Every other week at Green Door, we send out a long-form newsletter. We call it the e-newspaper. It’s a longer story, about a topic close to our hearts, written in a glaze-over-worthy serifed font we chose a year ago. It’s a format that’s supposed to invite you to linger in your inbox just for a bit. But we often find that reflective cadence doesn’t always sync with the perceived urgency of the announcements we have to make: new class listings, the opening of our permanent location, the kind of news we really do need you to see in order for this whole folk school experiment to keep going.

This week is one of those weeks of dissonance. We have seven new classes to share with you, what we’re calling our fall season. And yes, they’re tucked so far down in this email, a couple big scrolls down, so far, in fact, I found myself wondering: Should we stick a jump link at the top so people can get to the “good part” faster? Should we flip the format entirely and let the essay trail behind the real reason people opened this? Should we just cut this story?

The questions of how we package our news pointed to something bigger. We’re operating a folk school inside a culture that treats attention as a commodity–what a paradox.

In 1971, economist Herbert A. Simon described the concept, the attention economy. “A wealth of information,” he wrote, “creates a poverty of attention.” The more places there are to look, the less we truly see.” He was right.

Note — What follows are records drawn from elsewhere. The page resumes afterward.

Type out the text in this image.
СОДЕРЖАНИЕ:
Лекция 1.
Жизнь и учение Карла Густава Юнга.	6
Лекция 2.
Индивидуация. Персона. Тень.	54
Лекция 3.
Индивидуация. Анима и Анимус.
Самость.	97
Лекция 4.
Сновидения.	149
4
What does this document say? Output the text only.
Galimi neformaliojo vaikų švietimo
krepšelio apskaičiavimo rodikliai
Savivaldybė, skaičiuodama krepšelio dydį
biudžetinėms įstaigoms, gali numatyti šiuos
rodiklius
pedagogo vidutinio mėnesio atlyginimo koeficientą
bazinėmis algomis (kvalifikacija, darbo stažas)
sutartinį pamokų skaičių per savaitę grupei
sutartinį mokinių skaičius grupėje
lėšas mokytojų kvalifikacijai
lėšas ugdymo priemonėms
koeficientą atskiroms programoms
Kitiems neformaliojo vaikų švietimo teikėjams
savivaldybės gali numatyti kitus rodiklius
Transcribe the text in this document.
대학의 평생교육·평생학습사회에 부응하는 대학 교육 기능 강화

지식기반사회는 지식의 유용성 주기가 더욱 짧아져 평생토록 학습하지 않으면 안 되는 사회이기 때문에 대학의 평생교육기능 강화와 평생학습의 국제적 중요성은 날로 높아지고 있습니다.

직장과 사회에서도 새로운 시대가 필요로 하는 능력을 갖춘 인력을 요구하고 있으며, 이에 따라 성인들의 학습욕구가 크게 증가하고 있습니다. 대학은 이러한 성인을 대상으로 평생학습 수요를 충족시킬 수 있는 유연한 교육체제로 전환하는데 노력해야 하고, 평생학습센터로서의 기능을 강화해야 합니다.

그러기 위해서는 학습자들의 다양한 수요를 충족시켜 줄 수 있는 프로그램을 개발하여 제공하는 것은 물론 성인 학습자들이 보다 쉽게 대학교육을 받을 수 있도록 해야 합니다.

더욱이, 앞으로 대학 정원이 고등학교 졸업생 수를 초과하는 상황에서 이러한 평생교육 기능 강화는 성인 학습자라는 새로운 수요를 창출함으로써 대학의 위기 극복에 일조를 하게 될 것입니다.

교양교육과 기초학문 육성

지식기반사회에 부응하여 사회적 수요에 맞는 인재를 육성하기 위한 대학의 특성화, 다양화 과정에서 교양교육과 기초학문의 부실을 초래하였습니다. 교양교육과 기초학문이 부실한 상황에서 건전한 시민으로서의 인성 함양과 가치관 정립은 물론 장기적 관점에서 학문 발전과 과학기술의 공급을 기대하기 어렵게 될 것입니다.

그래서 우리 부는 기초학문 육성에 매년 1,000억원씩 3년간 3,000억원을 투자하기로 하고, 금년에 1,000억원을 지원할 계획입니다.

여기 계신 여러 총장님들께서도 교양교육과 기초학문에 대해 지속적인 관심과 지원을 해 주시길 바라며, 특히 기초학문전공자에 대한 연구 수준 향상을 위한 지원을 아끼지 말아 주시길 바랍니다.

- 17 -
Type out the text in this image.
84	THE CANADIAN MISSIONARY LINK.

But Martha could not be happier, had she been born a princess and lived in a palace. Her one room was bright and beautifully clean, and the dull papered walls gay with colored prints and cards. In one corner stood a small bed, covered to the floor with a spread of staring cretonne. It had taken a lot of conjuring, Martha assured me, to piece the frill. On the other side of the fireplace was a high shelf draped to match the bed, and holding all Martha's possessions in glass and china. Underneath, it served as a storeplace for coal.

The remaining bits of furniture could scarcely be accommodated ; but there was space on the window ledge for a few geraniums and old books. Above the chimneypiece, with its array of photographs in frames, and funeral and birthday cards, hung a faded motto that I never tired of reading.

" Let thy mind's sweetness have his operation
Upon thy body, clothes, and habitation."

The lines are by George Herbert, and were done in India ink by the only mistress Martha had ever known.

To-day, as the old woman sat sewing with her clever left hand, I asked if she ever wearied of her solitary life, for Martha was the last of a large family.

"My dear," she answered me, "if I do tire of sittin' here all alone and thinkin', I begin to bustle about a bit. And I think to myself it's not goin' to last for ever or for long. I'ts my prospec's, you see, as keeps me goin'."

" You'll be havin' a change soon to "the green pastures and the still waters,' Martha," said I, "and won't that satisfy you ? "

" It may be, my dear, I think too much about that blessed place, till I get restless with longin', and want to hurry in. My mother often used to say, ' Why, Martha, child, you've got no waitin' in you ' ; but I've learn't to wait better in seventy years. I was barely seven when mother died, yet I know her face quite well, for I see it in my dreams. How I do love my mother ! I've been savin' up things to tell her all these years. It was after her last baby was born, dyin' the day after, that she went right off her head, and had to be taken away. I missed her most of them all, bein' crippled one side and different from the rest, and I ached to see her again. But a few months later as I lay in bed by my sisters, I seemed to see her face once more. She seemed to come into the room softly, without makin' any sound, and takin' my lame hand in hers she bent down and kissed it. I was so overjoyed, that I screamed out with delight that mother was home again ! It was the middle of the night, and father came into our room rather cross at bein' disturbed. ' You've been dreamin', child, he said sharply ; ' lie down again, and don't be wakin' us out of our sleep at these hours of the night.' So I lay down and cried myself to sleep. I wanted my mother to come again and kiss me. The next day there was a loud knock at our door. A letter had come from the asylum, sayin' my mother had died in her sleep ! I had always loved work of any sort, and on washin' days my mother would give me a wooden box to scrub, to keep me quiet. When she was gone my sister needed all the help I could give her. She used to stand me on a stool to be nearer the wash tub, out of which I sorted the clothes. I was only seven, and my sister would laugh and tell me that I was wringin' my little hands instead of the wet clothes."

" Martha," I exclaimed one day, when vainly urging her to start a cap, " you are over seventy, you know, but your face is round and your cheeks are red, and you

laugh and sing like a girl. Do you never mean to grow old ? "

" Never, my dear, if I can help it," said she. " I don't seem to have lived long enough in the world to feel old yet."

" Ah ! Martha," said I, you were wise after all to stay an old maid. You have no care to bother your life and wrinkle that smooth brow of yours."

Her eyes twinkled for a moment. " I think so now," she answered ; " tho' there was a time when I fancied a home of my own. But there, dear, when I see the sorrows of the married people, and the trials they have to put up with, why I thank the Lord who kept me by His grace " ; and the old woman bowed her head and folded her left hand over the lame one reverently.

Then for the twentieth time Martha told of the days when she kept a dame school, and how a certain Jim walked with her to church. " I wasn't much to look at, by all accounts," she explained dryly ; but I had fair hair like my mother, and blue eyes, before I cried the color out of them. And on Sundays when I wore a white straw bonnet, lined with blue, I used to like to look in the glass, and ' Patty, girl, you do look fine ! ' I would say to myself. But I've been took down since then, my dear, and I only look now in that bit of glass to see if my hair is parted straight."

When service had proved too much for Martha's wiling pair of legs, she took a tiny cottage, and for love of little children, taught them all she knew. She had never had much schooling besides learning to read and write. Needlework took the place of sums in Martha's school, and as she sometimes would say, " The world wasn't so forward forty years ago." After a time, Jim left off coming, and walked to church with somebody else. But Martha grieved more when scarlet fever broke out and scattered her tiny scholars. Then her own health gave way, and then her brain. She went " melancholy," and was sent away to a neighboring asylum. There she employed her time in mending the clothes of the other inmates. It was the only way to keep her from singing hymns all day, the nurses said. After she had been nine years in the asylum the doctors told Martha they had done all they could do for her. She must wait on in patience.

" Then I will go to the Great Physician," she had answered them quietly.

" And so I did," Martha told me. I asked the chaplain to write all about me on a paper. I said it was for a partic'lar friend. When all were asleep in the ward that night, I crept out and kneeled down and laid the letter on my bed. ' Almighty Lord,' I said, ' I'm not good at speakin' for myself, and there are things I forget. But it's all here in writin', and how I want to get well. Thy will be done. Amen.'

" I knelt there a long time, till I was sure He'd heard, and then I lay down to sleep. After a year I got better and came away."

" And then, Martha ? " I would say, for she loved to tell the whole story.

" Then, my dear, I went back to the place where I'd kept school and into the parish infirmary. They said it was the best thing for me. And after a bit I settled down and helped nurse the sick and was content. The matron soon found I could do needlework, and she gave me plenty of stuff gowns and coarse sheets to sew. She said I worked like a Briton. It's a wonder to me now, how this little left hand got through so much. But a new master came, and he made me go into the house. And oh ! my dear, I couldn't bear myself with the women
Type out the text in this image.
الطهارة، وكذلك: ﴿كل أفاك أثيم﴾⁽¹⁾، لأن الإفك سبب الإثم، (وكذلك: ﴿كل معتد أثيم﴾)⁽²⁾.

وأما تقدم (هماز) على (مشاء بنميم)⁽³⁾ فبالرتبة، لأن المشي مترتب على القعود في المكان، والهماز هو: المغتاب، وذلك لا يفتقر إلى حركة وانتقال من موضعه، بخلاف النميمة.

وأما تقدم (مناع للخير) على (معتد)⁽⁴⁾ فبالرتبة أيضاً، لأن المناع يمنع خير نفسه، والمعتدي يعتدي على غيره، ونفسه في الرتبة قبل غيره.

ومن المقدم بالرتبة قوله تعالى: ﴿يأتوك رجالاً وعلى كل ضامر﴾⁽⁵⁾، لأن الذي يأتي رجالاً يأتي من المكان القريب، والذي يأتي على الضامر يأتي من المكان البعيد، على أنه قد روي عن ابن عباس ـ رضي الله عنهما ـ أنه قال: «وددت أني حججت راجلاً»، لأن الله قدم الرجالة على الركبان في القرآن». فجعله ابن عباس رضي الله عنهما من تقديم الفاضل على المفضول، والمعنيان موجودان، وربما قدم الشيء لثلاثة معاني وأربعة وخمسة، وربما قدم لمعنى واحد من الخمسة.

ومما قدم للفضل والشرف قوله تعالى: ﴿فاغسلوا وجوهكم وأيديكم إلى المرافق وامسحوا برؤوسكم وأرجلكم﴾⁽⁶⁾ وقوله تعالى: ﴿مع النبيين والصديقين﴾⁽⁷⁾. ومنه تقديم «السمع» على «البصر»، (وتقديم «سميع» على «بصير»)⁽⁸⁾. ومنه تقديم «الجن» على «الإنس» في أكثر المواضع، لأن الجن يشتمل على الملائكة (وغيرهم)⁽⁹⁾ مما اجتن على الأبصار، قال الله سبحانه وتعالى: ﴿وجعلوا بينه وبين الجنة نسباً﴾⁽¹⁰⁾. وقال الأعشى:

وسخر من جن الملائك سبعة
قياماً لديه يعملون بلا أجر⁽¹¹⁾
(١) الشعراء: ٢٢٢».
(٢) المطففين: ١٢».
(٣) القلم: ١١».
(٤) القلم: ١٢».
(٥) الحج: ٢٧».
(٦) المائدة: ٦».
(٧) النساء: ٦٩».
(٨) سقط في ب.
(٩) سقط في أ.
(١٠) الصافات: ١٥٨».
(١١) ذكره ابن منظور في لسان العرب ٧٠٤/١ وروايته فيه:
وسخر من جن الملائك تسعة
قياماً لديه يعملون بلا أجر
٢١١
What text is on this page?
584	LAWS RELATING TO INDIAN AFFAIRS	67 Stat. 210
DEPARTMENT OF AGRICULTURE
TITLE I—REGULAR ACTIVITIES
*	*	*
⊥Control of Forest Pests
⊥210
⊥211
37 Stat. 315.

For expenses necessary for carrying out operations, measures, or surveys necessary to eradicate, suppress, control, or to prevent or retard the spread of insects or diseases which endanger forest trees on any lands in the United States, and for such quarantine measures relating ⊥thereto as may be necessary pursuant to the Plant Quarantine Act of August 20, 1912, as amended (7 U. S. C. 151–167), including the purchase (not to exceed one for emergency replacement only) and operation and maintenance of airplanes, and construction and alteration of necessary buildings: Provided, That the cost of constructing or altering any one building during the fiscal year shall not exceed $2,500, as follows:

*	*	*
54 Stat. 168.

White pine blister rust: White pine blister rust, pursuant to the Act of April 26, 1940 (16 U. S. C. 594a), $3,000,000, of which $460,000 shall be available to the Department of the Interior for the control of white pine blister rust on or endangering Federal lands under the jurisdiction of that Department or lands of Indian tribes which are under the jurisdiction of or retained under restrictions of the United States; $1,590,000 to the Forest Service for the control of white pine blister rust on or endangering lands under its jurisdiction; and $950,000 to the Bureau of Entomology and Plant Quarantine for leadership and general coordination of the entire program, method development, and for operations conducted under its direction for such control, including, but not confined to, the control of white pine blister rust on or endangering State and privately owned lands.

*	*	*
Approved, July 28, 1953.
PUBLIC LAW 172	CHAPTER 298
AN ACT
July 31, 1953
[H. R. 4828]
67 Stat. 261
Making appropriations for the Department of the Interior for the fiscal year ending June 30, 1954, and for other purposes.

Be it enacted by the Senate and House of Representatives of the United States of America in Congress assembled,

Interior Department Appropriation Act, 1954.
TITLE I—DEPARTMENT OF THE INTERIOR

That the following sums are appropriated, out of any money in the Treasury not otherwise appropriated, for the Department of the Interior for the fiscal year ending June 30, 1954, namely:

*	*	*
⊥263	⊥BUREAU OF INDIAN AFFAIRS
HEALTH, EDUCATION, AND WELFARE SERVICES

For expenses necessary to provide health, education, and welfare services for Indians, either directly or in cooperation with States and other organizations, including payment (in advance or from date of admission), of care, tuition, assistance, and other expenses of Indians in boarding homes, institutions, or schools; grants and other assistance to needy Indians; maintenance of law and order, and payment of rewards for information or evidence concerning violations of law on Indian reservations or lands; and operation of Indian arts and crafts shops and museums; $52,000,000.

Our inboxes are overstuffed and our feeds truly never end.

Today, attention is more valuable than money. If you can capture it, you have influence and you have power. And so, as creative people we find ourselves constantly designing for ease: less friction, more immediacy. We abbreviate our communication, shorten the paragraph or flatten the nuance. We assume readers won’t finish a long sentence, let alone get to the end of a newsletter piece like this one. We trade time for efficiency. We shrink movies, truncate books, distill images into one-second flashes. Creators of media, of physical objects, and ideas, feel this pressure daily: to deliver faster, to get to the point, to serve the algorithm.

But folk schools aren’t built for that. Coursework at a folk school asks you to wait and sit with discomfort. They encourage you to notice what happens, the amount of time it takes, the connection you feel to nature, when you carve a bench with your own hands instead of buying that wobbly one on the internet. That act, and folk school learning more broadly, might even be described as inconvenient. We’d take that as a compliment.

In a world obsessed with speed, where immediacy is flattening creativity, culture, and ecosystems, slowing your scroll, and choosing the longer route, is a kind of resistance. Inconvenience and that, at times, aggravating slowness–it is the point.